1966: La famille Chaurette s’installe dans la ville de Québec. Huguette initie le premier groupe d’étude anthroposophique de langue française au Canada. Elle ouvre une librairie anthroposophique dans la Capitale provinciale, la première au Québec.
1974-76: Son mari est atteint du cancer. Les enfants volent de leurs propres ailes. Le couple s’installe à Petite Rivière St-François, lieu magnifique sur le St-Laurent. Les époux voyagent et notamment à Dornach. Jean-Pierre meurt dans les bras de sa femme, debout en accueillant le lever du soleil.
1976-78: Huguette fait sa formation de Jardinière d’enfants Waldorf à Spring Valley.
1978: Huguette ouvre à Montréal, l’Eau Vive, jardin d’enfants Waldorf qui sera le berceau de l’Ecole Rudolf Steiner de Mtl.
1980: Elle sera parmi les fondateurs de la dite école. Elle y donne des cours de travaux manuels, mais devient surtout, et pour des années, une administratrice avisée et efficace de l’institution. Elle reçoit chaleureusement les nouvelles familles et ce n’est pas pour rien que tous l’appellent « Grand-Mamie Chaurette ».

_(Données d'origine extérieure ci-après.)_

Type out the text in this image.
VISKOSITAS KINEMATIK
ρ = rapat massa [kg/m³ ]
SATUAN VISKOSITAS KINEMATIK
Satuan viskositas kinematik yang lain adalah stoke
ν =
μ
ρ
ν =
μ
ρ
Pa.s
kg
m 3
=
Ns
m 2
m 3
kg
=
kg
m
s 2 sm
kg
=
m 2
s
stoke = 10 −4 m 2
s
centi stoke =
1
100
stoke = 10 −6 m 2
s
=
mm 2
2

1988: Malgré sa santé qui décline de plus en plus, elle devient la première lectrice de classe de L’université de Science Spirituelle de langue française au Canada.
1996: Elle aurait voulu créer un complexe de Co-Habitation. À défaut de réaliser ce dernier projet, elle se prendra un appartement dans le même édifice que I-Barbara Bastian. aussi engagée dans ce projet de co-habitation. Inge-Barabra deviendra sa grande amie et fidèle accompagnatrice jusqu’à la fin. Très vite, son petit-chez soi se fera un lieu de rencontre, d’étude, de jeux, de partages humains pour plusieurs autres locataires qui diront qu’elle a su les réunir en une nouvelle famille.
1999: Une opération à cœur ouvert et greffe lui alloueront dix ans de vie supplémentaires.
2009: Le 17 février, au lever du soleil, Huguette a passé le seuil. Celle qui ne devait jamais connaître la vie adulte laissait, quatre enfants, 13 petits-enfants, 13 arrière-petits-enfants et des centaines et des centaines d’amis, de frères, sœurs, d’enfants et petits-enfants adoptés dans le cœur.
C’est avec gratitude pour tout ce qu’elle a légué de sa fortune personnelle et de ses grandes qualités d’initiative, de fraternité, de courage que nous lui souhaitons bonne route dans sa nouvelle étape, en sachant qu’elle continuera d’œuvrer pour la tâche anthroposophique et l’Idéal Humain.